Privacy panel advocates encryption for simple HIE

By Mary Mosquera
Monday, May 24, 2010

Healthcare providers should encrypt patient information when they share it with another provider, even in a case of the direct exchange of personal health information or data that is not facilitated by a health information exchange or other third-party organization. 

The recommendation for guarding patient information privacy in a simple health information exchange was made by the privacy and security workgroup of the Health IT Policy Committee at a May 19 policy committee meeting.

In recent weeks the workgroup has been wrestling with determining at what point in a health information exchange it becomes necessary for providers to obtain consumer consent to approve an exchange a transaction.

The workgroup took the perspective of what a “reasonable patient would expect,” said Deven McGraw, the panel’s co-chair at a May 19 policy committee meeting. McGraw is also director of the Health Privacy Project at the Center for Democracy and Technology.

The panel proposed that policies for encryption, limits on identifiable information in a message header and verification of the identification of the sending and receiving providers should govern one-to-one exchanges.

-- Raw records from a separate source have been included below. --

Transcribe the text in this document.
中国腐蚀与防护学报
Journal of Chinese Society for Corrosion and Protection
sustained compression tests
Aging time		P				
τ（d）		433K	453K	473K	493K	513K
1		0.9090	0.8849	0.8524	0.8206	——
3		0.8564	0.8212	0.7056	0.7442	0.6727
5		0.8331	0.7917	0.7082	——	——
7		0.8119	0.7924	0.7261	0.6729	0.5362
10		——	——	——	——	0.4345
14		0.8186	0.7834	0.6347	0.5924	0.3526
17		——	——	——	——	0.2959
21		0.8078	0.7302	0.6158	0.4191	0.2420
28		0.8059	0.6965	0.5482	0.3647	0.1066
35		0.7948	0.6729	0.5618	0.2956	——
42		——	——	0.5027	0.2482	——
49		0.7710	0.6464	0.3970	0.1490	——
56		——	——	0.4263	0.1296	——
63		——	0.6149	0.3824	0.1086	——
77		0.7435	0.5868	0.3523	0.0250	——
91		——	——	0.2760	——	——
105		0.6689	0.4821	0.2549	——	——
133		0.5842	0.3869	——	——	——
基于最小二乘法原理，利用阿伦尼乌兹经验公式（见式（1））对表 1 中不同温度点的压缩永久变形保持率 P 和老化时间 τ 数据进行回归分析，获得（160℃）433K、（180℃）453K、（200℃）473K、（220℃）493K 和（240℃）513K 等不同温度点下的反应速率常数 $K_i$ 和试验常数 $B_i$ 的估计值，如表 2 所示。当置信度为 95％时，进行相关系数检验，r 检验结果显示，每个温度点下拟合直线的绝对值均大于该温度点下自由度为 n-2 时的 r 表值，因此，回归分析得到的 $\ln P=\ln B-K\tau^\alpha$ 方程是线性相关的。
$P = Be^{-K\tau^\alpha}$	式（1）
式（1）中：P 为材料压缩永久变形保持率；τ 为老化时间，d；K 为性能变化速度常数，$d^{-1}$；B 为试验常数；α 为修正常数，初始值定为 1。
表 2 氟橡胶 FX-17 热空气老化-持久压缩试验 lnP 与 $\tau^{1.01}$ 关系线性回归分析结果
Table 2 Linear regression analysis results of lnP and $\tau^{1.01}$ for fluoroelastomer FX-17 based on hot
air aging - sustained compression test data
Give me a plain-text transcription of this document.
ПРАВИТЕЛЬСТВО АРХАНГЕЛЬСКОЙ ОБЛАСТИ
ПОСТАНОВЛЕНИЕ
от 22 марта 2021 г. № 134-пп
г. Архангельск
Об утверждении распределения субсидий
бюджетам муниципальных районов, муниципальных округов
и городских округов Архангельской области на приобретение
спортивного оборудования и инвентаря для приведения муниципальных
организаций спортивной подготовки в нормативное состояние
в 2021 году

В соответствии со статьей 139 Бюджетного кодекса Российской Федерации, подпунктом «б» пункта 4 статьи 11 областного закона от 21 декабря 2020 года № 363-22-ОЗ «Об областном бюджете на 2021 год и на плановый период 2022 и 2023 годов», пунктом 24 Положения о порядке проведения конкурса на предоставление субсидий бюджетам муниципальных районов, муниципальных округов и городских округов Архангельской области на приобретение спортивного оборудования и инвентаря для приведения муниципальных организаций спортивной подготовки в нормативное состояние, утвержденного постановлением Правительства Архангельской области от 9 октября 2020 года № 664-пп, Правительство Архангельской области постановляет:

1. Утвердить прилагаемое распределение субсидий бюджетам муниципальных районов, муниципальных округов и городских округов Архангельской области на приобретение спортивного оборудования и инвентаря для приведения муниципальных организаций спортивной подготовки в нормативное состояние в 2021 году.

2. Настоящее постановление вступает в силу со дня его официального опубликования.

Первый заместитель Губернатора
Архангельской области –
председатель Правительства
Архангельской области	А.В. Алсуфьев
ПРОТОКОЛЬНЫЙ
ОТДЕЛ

Encryption, which makes information unreadable until the intended recipient unlocks it, should be required, especially when the potential exists for transmitted data to be exposed, according to the recommendations.

Meaningful use or certification criteria or a modification of the Health Insurance Portability and Accountability (HIPAA) security rule could include that requirement, she said.

“If strong policies, such as the above, are in place and enforced, we don’t think this scenario needs any additional individual consent beyond what is already required by current law,” said McGraw.

Providers must conduct simple direct exchanges of health information as part of the first stage requirements for meaningful use of electronic health records in order to qualify for financial  incentives in 2011.  Some providers might require a third party, such as a directory service, to assist even in a simple one-to-one exchange.

More complex health information exchanges or other models of exchange, such as state health information exchange, may require stronger policies, including patient consent, McGraw said.